Coming face to face with this unholy bastard is such a giddy thrill, it's inevitable that other scenes can feel like padding. All the necessary emotional beats are hit - lives are lost, loves are found, friends stick together etc. - but they do tend to slow things down somewhat. However, you can't derail an express train, and every moment spent in relative safety only adds to the creeping sense of nausea: the stinging, inevitable feeling of doom as Rob and friends venture further and further into the belly of the beast. Sadly, the final five minutes are fumbled somewhat, stretching disbelief to breaking point in a scene of unnecessary overkill. For a movie so determined to cling to some distant yet feasible semblance of reality, there are a few really, really ridiculous plot contrivances. Yes, ridiculous even for a monster movie.
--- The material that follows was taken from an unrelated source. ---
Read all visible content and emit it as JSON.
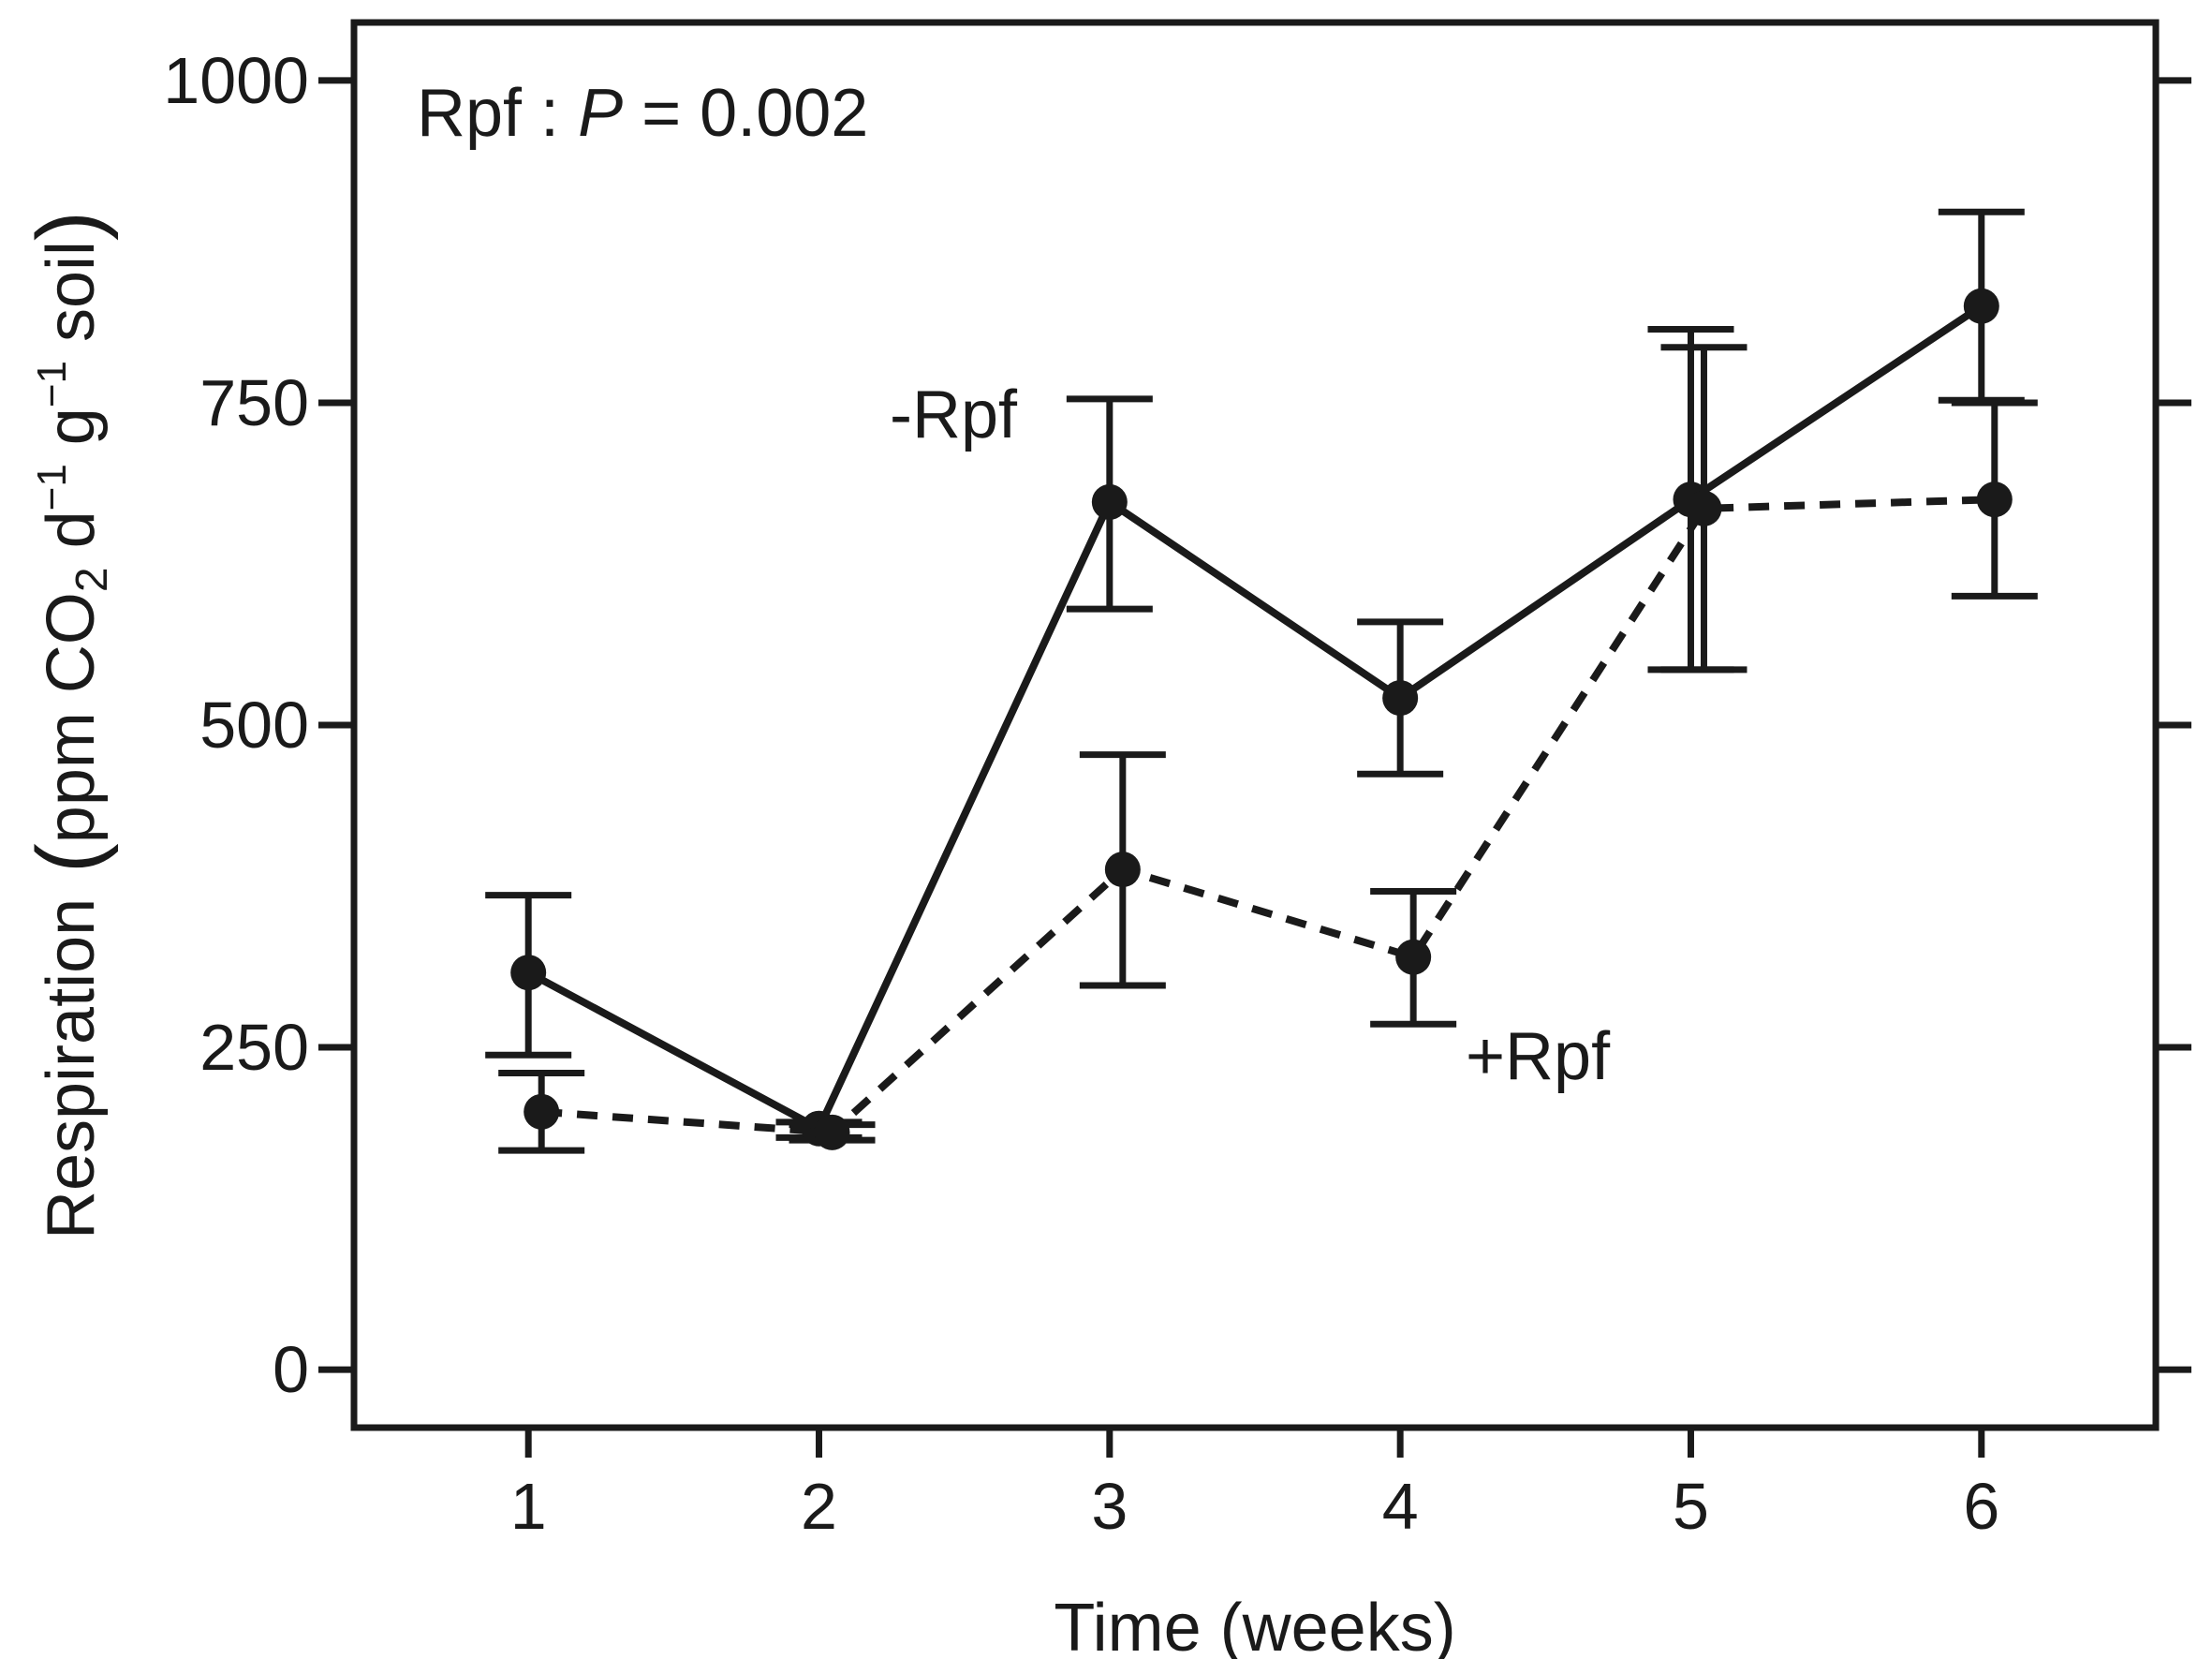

What Cloverfield does nail, and what most monster movies resolutely fail at achieving, is the concept of being stuck in the middle of this cataclysmic event, of being a singular vision in a bigger-than-life scenario. Your handheld POV means you get no cutaways, no Michael Bay crane shots, no tracking the monster as it dry-humps every skyscraper in Manhattan. In this movie, there is no hero; no large-chinned Affleck swinging into the mouth of the monster to rescue his woman; no 'roided out Army general barking commands at his grunts; no panicked President resorting to nukes; no hick farmer flying an F-15 up the monster's butthole to save the day.

These things may all be happening for all we know, but not in this movie. There is no explanation, no pandering, no message. We're rooted at Ground Zero with our average Joes: clueless, distraught and shit-scared. No monster movie has ever felt so grounded - it shows a story destined to be a mere footnote of the world's darkest day, but it's your only window into that world. A ponce would describe it as Rosencratz And Guildenstern meets Godzilla. But not me.

So what is Cloverfield? The best Godzilla film never made? A re-invention of the monster movie genre? You could certainly argue both points: it feels like every creature feature you ever saw, but seen from a totally fresh point of view. It's as intense a movie as you're likely to see in months, an unapologetic bum-clencher through and through. On the flipside, it's fun - lots of silly fun. But more importantly, it's more than just an empty promise: all the marketing, the trailers and the dumbass internet theories in the world count for nought once you've seen Cloverfield in all its hideous glory. It's a monster movie par excellence; conceived expertly, delivered with devastating effect and destined to go down as a genre great. How about that for living up to the hype?